The ECLC has recommended the state government give legislative guidance on potential conflicts in professional obligations that arise from interdisciplinary legal programs such as Mabels, particularly in relation to clients’ rights to legal professional privilege, information sharing and mandatory reporting. Despite the need for its specialised, wraparound services, as evidenced by the high numbers of women and children helped, and despite the recommendations of the Royal Commission into Family Violence and the Access to Justice review to address the issue, there is a gap in support for legal services responding to family violence. Mabels has no funding commitment beyond December 2020. The cost of the program is $250,000 per city municipality annually. That includes program coordination, PD for nurses, advocates, community lawyers and ATSI cultural liaison.

“We have seen a huge increase in demand for our services but there has been no increase in funding for legal services in family violence. We cannot meet demand and courts are overwhelmed,” says Ms Manioudakis, adding the value of legal assistance as part of an integrated approach and the systemic response to family violence needed to be recognised. Cross-departmental funding to facilitate integrated models of practice such as Mabels as well as other ECLC programs assisting people in the region with different vulnerabilities and requirements is needed.

The ECLC is concerned about the impact of COVID-19 on family violence for at risk communities, particularly in light of imposed isolation and limitations to accessing services. It is prioritising women who are experiencing or at risk of experiencing family violence across its service provision at this time. ■

CASE STUDY: SUE

Sue separated from her husband days before she went to her baby’s eight-week appointment with her MCH nurse.

Her nurse referred her straight into the Mabels program where Sue disclosed that the separation came after an incident involving police. Before the police arrived, Sue’s husband had pushed her against the wall and put his hands around her throat. There were no visible injuries and Sue was too scared to tell police, who took the situation to be nothing more than an argument.

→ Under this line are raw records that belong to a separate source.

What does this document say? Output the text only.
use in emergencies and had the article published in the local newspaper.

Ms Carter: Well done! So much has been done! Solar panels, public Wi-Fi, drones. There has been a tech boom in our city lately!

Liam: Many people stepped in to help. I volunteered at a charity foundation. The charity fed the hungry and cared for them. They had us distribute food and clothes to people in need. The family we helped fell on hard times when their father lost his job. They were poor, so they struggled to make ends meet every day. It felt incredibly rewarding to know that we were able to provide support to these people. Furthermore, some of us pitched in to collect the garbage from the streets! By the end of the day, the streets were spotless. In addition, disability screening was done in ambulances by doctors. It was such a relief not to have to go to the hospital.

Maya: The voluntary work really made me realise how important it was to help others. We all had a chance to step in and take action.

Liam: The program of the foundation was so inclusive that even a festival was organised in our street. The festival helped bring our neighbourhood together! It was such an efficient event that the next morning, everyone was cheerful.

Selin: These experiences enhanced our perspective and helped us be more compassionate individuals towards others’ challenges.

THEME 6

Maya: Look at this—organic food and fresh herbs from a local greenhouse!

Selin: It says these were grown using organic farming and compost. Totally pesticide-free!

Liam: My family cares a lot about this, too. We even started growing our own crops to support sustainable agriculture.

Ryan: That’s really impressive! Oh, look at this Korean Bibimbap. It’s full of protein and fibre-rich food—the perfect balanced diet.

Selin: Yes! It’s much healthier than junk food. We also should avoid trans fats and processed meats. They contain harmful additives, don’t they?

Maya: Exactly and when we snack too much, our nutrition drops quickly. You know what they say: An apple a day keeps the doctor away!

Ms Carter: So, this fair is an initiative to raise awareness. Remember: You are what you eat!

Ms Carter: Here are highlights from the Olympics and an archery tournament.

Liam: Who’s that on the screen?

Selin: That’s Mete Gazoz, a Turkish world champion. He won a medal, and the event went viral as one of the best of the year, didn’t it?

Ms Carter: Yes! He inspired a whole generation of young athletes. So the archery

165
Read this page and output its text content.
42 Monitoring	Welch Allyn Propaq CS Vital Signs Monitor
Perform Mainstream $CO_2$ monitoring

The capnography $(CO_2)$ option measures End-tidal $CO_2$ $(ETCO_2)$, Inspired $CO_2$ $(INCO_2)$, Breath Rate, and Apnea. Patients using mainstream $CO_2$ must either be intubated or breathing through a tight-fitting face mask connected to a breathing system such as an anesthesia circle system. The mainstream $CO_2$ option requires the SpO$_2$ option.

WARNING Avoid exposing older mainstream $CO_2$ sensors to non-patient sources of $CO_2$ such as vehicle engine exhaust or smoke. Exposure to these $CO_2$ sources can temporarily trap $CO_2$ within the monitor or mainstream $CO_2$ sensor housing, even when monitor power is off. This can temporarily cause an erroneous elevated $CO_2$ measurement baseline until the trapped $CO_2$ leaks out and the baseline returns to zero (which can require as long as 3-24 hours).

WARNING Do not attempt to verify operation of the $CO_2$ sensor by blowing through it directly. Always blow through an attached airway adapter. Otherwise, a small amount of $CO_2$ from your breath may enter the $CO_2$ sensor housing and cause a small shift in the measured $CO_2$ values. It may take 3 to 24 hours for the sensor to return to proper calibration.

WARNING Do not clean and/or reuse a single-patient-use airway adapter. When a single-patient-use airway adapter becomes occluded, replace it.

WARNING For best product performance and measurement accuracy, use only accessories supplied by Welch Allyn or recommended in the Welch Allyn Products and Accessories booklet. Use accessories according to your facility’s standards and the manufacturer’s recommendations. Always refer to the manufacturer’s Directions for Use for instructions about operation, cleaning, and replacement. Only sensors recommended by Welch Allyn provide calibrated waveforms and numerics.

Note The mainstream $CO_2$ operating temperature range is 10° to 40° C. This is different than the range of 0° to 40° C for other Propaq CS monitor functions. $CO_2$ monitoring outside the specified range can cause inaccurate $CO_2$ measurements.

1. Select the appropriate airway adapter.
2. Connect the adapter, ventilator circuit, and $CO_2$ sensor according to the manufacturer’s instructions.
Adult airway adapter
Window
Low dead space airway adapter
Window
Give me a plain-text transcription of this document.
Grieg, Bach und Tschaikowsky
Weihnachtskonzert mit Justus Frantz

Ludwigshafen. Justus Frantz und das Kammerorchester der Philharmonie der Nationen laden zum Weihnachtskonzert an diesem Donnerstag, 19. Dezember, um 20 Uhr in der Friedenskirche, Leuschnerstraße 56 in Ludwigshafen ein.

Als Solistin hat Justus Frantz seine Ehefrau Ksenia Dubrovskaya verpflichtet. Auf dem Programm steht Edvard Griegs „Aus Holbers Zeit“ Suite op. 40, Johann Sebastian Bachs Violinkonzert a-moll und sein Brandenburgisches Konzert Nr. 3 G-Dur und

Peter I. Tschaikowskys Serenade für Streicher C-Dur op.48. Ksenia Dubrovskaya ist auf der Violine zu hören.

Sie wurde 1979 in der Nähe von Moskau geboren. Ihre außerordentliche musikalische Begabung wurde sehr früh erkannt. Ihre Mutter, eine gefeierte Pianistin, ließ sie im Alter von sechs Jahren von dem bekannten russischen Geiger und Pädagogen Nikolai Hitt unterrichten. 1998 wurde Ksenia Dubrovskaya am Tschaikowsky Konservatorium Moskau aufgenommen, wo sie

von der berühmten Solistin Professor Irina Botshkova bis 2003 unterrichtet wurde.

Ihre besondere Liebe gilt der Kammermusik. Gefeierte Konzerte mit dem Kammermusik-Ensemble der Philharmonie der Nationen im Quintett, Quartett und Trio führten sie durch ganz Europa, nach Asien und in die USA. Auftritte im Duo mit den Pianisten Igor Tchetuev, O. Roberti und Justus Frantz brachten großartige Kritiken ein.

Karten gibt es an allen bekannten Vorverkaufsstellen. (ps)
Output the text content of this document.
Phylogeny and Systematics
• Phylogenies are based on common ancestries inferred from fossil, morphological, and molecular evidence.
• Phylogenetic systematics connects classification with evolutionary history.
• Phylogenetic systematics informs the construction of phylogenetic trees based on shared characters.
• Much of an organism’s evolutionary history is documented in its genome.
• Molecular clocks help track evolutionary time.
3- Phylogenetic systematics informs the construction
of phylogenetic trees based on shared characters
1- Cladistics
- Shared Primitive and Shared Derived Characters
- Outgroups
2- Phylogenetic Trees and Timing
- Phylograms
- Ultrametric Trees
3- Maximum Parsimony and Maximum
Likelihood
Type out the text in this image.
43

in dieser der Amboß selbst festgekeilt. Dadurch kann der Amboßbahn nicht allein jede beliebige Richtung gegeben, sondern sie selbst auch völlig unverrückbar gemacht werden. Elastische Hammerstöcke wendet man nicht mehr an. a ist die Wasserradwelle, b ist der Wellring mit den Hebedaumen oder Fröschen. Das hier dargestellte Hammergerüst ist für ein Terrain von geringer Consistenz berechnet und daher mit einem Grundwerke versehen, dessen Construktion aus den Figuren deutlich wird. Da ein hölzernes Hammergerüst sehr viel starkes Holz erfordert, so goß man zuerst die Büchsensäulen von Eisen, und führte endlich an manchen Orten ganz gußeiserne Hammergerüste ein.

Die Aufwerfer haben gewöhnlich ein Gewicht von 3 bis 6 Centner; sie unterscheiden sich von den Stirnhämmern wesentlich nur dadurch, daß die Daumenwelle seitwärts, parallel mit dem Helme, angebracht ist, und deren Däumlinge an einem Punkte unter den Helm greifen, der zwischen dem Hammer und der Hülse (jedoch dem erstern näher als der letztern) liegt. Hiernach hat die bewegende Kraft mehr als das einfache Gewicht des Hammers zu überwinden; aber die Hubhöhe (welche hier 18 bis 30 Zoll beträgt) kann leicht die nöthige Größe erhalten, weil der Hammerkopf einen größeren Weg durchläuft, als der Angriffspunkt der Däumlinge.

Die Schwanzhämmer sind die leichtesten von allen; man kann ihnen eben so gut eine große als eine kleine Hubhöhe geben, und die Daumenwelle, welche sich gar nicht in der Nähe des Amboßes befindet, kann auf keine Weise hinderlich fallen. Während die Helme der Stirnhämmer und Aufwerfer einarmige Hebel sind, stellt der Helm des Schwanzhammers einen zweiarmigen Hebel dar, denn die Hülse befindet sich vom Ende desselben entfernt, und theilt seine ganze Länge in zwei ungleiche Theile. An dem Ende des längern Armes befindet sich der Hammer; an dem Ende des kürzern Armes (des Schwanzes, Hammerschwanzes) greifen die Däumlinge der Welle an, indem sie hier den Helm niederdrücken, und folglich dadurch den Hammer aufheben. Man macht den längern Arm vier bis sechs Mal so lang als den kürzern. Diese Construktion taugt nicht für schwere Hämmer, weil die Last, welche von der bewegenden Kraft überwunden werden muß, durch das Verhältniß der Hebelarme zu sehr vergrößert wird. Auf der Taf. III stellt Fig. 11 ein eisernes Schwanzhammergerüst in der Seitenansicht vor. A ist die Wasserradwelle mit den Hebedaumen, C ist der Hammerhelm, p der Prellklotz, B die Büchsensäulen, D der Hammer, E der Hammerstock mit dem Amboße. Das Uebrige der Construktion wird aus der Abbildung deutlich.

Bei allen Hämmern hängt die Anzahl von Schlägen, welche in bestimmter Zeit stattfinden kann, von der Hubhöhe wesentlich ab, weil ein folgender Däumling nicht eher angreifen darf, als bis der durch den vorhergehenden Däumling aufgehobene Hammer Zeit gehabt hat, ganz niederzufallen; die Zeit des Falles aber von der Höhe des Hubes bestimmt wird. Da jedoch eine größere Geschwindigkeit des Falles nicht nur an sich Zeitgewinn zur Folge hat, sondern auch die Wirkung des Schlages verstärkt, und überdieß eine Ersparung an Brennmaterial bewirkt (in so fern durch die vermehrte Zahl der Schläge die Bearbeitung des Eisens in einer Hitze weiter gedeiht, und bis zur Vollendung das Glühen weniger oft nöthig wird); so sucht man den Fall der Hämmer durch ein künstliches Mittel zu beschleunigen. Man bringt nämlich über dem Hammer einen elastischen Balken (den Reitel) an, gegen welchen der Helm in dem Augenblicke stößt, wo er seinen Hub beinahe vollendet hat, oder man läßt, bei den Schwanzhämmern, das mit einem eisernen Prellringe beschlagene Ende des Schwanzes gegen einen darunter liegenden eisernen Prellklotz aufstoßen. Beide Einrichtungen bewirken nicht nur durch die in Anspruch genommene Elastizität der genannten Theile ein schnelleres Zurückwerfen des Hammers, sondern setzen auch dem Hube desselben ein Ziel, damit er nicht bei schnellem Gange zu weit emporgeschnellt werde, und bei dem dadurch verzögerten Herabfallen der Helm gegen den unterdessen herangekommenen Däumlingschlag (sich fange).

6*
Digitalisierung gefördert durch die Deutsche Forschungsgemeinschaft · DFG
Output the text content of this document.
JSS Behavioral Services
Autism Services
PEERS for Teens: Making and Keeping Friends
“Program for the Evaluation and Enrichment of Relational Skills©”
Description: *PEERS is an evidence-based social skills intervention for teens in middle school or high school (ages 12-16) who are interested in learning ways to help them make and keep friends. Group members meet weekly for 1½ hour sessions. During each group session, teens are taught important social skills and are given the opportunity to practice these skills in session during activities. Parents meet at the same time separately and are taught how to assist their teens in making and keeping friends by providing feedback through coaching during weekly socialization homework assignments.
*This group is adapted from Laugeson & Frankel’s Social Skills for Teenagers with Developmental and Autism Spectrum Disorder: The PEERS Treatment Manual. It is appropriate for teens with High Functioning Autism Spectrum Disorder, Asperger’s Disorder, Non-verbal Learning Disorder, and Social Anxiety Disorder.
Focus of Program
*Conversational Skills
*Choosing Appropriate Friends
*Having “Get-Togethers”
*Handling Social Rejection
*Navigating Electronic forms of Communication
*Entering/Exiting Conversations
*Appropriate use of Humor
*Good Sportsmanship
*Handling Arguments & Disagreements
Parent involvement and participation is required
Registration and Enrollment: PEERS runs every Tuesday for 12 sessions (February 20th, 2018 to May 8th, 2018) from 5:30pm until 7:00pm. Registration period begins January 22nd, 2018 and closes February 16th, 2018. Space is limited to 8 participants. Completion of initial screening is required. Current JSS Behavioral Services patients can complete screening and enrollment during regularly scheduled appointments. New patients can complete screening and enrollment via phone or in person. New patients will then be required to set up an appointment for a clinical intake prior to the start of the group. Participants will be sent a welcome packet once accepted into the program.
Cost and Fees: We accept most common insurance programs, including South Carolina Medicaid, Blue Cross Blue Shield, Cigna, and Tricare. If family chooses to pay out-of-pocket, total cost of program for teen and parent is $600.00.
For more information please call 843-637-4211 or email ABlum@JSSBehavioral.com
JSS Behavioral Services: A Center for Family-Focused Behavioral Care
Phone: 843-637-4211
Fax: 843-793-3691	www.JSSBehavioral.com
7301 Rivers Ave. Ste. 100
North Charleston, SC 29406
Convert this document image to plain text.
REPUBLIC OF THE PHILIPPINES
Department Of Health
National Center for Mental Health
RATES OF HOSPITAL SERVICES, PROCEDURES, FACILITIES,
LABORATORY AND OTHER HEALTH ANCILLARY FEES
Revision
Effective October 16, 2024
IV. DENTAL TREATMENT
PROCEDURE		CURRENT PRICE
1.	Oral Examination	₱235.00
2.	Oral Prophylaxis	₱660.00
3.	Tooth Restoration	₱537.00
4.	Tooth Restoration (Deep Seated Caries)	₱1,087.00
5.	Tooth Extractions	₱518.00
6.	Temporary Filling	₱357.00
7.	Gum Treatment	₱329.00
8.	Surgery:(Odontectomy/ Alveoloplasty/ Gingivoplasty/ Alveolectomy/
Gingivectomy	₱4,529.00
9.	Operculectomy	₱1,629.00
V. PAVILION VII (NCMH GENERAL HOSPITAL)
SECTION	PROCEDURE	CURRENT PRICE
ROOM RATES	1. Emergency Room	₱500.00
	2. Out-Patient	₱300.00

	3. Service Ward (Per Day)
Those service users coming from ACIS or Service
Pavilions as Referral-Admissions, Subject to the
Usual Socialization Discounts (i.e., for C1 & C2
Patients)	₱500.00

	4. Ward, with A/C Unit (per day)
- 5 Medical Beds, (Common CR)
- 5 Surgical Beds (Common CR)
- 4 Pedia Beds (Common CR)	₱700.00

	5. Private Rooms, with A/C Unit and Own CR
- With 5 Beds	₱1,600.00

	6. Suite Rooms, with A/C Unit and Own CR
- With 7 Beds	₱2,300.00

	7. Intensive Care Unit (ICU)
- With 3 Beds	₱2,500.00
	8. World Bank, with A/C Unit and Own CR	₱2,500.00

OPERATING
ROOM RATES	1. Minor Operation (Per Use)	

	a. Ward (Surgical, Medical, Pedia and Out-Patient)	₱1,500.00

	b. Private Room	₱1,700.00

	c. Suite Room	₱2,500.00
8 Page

The Mabels lawyer and advocate told Sue about her options including an intervention order if the situation continued or got worse. Eventually, Mabels assisted Sue with a further report to police, successful application of an intervention order and help preparing for mediation at which a parenting agreement was reached.

CASE STUDY: KRIS

Kris was referred to Mabels by her MCH nurse after reporting ongoing concerns with her partner’s behaviour. Kris and her partner were in an eight-year de facto relationship and had two children, aged five and two. Kris felt guilty about seeking advice and wasn’t ready to act, she just wanted to talk to the advocate and lawyer. 

It emerged Kris’s partner blamed her for his lost friendships and the state of the house, but Kris also felt he had been too harsh in his discipline of the children. The Mabels advocate explained the dynamics of control that were sitting behind those behaviours and provided safety planning options. The lawyer provided Kris with advice on her rights in separation and child contact principles.

Two months later, Kris returned to Mabels saying she felt “empowered” after her last appointment and had been trying to protect her children and stand up to her partner. She hadn’t decided whether to separate or take other legal action but got referrals for family violence counselling and other types of counselling she could share with her partner. He denied needing help and blamed Kris for the problems.

Six months later, Kris contacted Mabels wanting to separate. Mabels provided Kris with a referral to a lawyer who helped with property and children’s matters.